MY FAMILY HAS BEEN blessed to live and work together on an estate that produces one of the world’s most joyful and magical elixirs. Life on a family vineyard has innumerable charms, and I could surely effuse to the point of reader nausea with smug Suzy Homemaker drivel about my latest fresh-from-the-garden creations. Don’t worry! This monthly column, “Recipes from Napa,” won’t be that kind of discourse — promise! You may hold onto your lunch, because I intend to tell you the straight truth about what goes on in my kitchen — the fresh, the frozen, the failures and everything in between.

Around the Table

Many Palmaz Vineyards guests ask some version of this understandable question: “How does the family all get along, working and living on the property together?” The answer gets to the core of the family-business dynamic. Our success has nothing to do with our pastoral location, or even the wine we produce. Instead, it can be linked to something simple, something every home has: the dinner table.

Every day at noon, and at least five times a week for dinner, the entire family gathers at a table. It’s often noisy and frequently messy (thanks to the presence of small children and dogs), but it’s where we give updates, develop strategy and resolve conflicts.
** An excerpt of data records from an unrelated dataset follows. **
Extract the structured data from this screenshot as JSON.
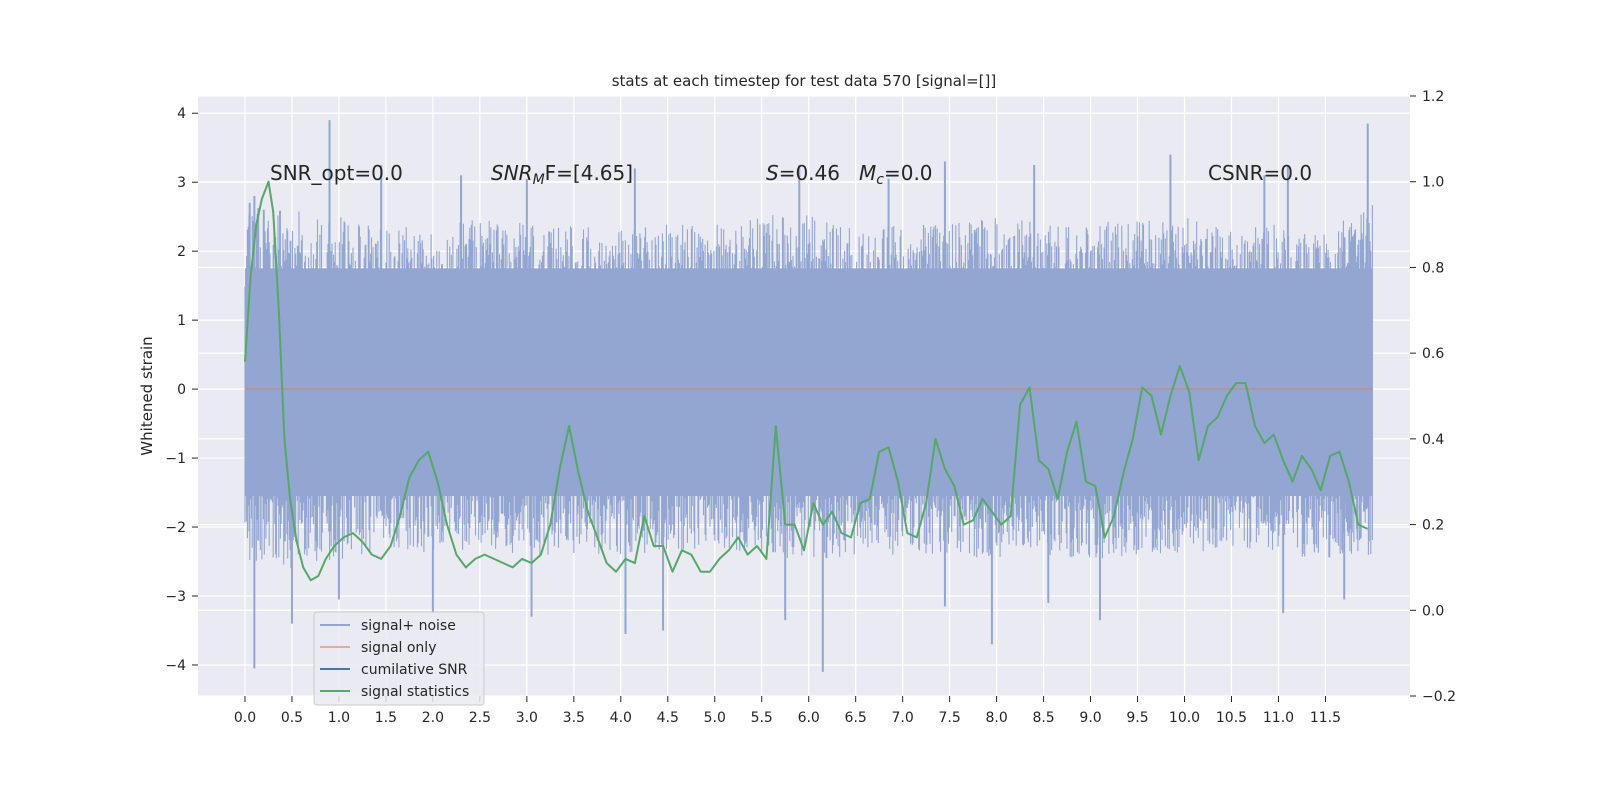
{
  "chart_data": {
    "type": "line",
    "title": "stats at each timestep for test data 570 [signal=[]]",
    "ylabel": "Whitened strain",
    "xlabel": "",
    "xlim": [
      -0.5,
      12.4
    ],
    "ylim": [
      -4.45,
      4.25
    ],
    "y2lim": [
      -0.2,
      1.2
    ],
    "x_ticks": [
      0.0,
      0.5,
      1.0,
      1.5,
      2.0,
      2.5,
      3.0,
      3.5,
      4.0,
      4.5,
      5.0,
      5.5,
      6.0,
      6.5,
      7.0,
      7.5,
      8.0,
      8.5,
      9.0,
      9.5,
      10.0,
      10.5,
      11.0,
      11.5
    ],
    "x_tick_labels": [
      "0.0",
      "0.5",
      "1.0",
      "1.5",
      "2.0",
      "2.5",
      "3.0",
      "3.5",
      "4.0",
      "4.5",
      "5.0",
      "5.5",
      "6.0",
      "6.5",
      "7.0",
      "7.5",
      "8.0",
      "8.5",
      "9.0",
      "9.5",
      "10.0",
      "10.5",
      "11.0",
      "11.5"
    ],
    "y_ticks": [
      -4,
      -3,
      -2,
      -1,
      0,
      1,
      2,
      3,
      4
    ],
    "y_tick_labels": [
      "−4",
      "−3",
      "−2",
      "−1",
      "0",
      "1",
      "2",
      "3",
      "4"
    ],
    "y2_ticks": [
      -0.2,
      0.0,
      0.2,
      0.4,
      0.6,
      0.8,
      1.0,
      1.2
    ],
    "y2_tick_labels": [
      "−0.2",
      "0.0",
      "0.2",
      "0.4",
      "0.6",
      "0.8",
      "1.0",
      "1.2"
    ],
    "grid": true,
    "legend_placement": "lower-left",
    "annotations": {
      "snr_opt": "SNR_opt=0.0",
      "snr_mf_main": "SNR",
      "snr_mf_sub": "M",
      "snr_mf_rest": "F=[4.65]",
      "s_main": "S",
      "s_rest": "=0.46",
      "mc_main": "M",
      "mc_sub": "c",
      "mc_rest": "=0.0",
      "csnr": "CSNR=0.0"
    },
    "noise_envelope": {
      "x": [
        0.0,
        0.5,
        1.0,
        1.5,
        2.0,
        2.5,
        3.0,
        3.5,
        4.0,
        4.5,
        5.0,
        5.5,
        6.0,
        6.5,
        7.0,
        7.5,
        8.0,
        8.5,
        9.0,
        9.5,
        10.0,
        10.5,
        11.0,
        11.5,
        12.0
      ],
      "upper": [
        2.7,
        2.6,
        2.5,
        2.4,
        2.3,
        2.5,
        2.4,
        2.4,
        2.3,
        2.4,
        2.4,
        2.5,
        2.6,
        2.3,
        2.4,
        2.4,
        2.5,
        2.4,
        2.4,
        2.5,
        2.5,
        2.3,
        2.4,
        2.3,
        2.7
      ],
      "lower": [
        -2.5,
        -2.6,
        -2.5,
        -2.3,
        -2.4,
        -2.3,
        -2.5,
        -2.4,
        -2.4,
        -2.4,
        -2.3,
        -2.4,
        -2.5,
        -2.4,
        -2.4,
        -2.4,
        -2.5,
        -2.4,
        -2.5,
        -2.4,
        -2.4,
        -2.3,
        -2.4,
        -2.5,
        -2.4
      ],
      "spikes_up": [
        [
          0.05,
          2.7
        ],
        [
          0.1,
          2.8
        ],
        [
          0.2,
          2.6
        ],
        [
          0.9,
          3.9
        ],
        [
          1.45,
          3.25
        ],
        [
          2.3,
          3.1
        ],
        [
          3.0,
          3.05
        ],
        [
          4.15,
          3.2
        ],
        [
          5.9,
          3.25
        ],
        [
          6.85,
          3.05
        ],
        [
          7.45,
          3.3
        ],
        [
          8.4,
          3.25
        ],
        [
          9.85,
          3.4
        ],
        [
          10.85,
          3.1
        ],
        [
          11.1,
          3.25
        ],
        [
          11.95,
          3.85
        ]
      ],
      "spikes_down": [
        [
          0.1,
          -4.05
        ],
        [
          0.5,
          -3.4
        ],
        [
          1.0,
          -3.05
        ],
        [
          2.0,
          -3.25
        ],
        [
          3.05,
          -3.3
        ],
        [
          4.05,
          -3.55
        ],
        [
          4.45,
          -3.5
        ],
        [
          5.75,
          -3.35
        ],
        [
          6.15,
          -4.1
        ],
        [
          7.45,
          -3.15
        ],
        [
          7.95,
          -3.7
        ],
        [
          8.55,
          -3.1
        ],
        [
          9.1,
          -3.35
        ],
        [
          11.05,
          -3.25
        ],
        [
          11.7,
          -3.05
        ]
      ]
    },
    "series": [
      {
        "name": "signal+ noise",
        "color": "#92a6d1",
        "axis": "left"
      },
      {
        "name": "signal only",
        "color": "#dd8452",
        "axis": "left",
        "x": [
          0.0,
          12.0
        ],
        "y": [
          0.0,
          0.0
        ]
      },
      {
        "name": "cumilative SNR",
        "color": "#4c72b0",
        "axis": "left"
      },
      {
        "name": "signal statistics",
        "color": "#55a868",
        "axis": "right",
        "x": [
          0.0,
          0.06,
          0.12,
          0.18,
          0.25,
          0.3,
          0.36,
          0.42,
          0.48,
          0.55,
          0.62,
          0.7,
          0.78,
          0.86,
          0.95,
          1.05,
          1.15,
          1.25,
          1.35,
          1.45,
          1.55,
          1.65,
          1.75,
          1.85,
          1.95,
          2.05,
          2.15,
          2.25,
          2.35,
          2.45,
          2.55,
          2.65,
          2.75,
          2.85,
          2.95,
          3.05,
          3.15,
          3.25,
          3.35,
          3.45,
          3.55,
          3.65,
          3.75,
          3.85,
          3.95,
          4.05,
          4.15,
          4.25,
          4.35,
          4.45,
          4.55,
          4.65,
          4.75,
          4.85,
          4.95,
          5.05,
          5.15,
          5.25,
          5.35,
          5.45,
          5.55,
          5.65,
          5.75,
          5.85,
          5.95,
          6.05,
          6.15,
          6.25,
          6.35,
          6.45,
          6.55,
          6.65,
          6.75,
          6.85,
          6.95,
          7.05,
          7.15,
          7.25,
          7.35,
          7.45,
          7.55,
          7.65,
          7.75,
          7.85,
          7.95,
          8.05,
          8.15,
          8.25,
          8.35,
          8.45,
          8.55,
          8.65,
          8.75,
          8.85,
          8.95,
          9.05,
          9.15,
          9.25,
          9.35,
          9.45,
          9.55,
          9.65,
          9.75,
          9.85,
          9.95,
          10.05,
          10.15,
          10.25,
          10.35,
          10.45,
          10.55,
          10.65,
          10.75,
          10.85,
          10.95,
          11.05,
          11.15,
          11.25,
          11.35,
          11.45,
          11.55,
          11.65,
          11.75,
          11.85,
          11.95
        ],
        "y": [
          0.58,
          0.78,
          0.9,
          0.96,
          1.0,
          0.93,
          0.7,
          0.4,
          0.26,
          0.16,
          0.1,
          0.07,
          0.08,
          0.12,
          0.15,
          0.17,
          0.18,
          0.16,
          0.13,
          0.12,
          0.15,
          0.22,
          0.31,
          0.35,
          0.37,
          0.3,
          0.2,
          0.13,
          0.1,
          0.12,
          0.13,
          0.12,
          0.11,
          0.1,
          0.12,
          0.11,
          0.13,
          0.2,
          0.33,
          0.43,
          0.32,
          0.23,
          0.17,
          0.11,
          0.09,
          0.12,
          0.11,
          0.22,
          0.15,
          0.15,
          0.09,
          0.14,
          0.13,
          0.09,
          0.09,
          0.12,
          0.14,
          0.17,
          0.13,
          0.15,
          0.12,
          0.43,
          0.2,
          0.2,
          0.14,
          0.25,
          0.2,
          0.23,
          0.18,
          0.17,
          0.25,
          0.26,
          0.37,
          0.38,
          0.3,
          0.18,
          0.17,
          0.25,
          0.4,
          0.33,
          0.29,
          0.2,
          0.21,
          0.26,
          0.23,
          0.2,
          0.22,
          0.48,
          0.52,
          0.35,
          0.33,
          0.26,
          0.37,
          0.44,
          0.3,
          0.29,
          0.17,
          0.22,
          0.32,
          0.4,
          0.52,
          0.5,
          0.41,
          0.5,
          0.57,
          0.51,
          0.35,
          0.43,
          0.45,
          0.5,
          0.53,
          0.53,
          0.43,
          0.39,
          0.41,
          0.35,
          0.3,
          0.36,
          0.33,
          0.28,
          0.36,
          0.37,
          0.3,
          0.2,
          0.19
        ]
      }
    ]
  }
}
It’s also, naturally, the occasion for much laughter and the sharing of great wine.

The fact that so much of my life centers on this table is behind my having learned to cook. When the family is happy with the meal, conversation is smoother. Similarly, when visitors enjoy a particular hors d’oeuvre, it enhances their appreciation of the wine. At the table, the food modulates the mood.

With every installment of this column, I’ll share with you how the Palmaz family gathers around the table. With each forkful, we grow increasingly close to one another and to our guests. Try it at home — whether the meal is farm-fresh, frozen or a failure, I guarantee you’ll be a little closer too by the time it’s over.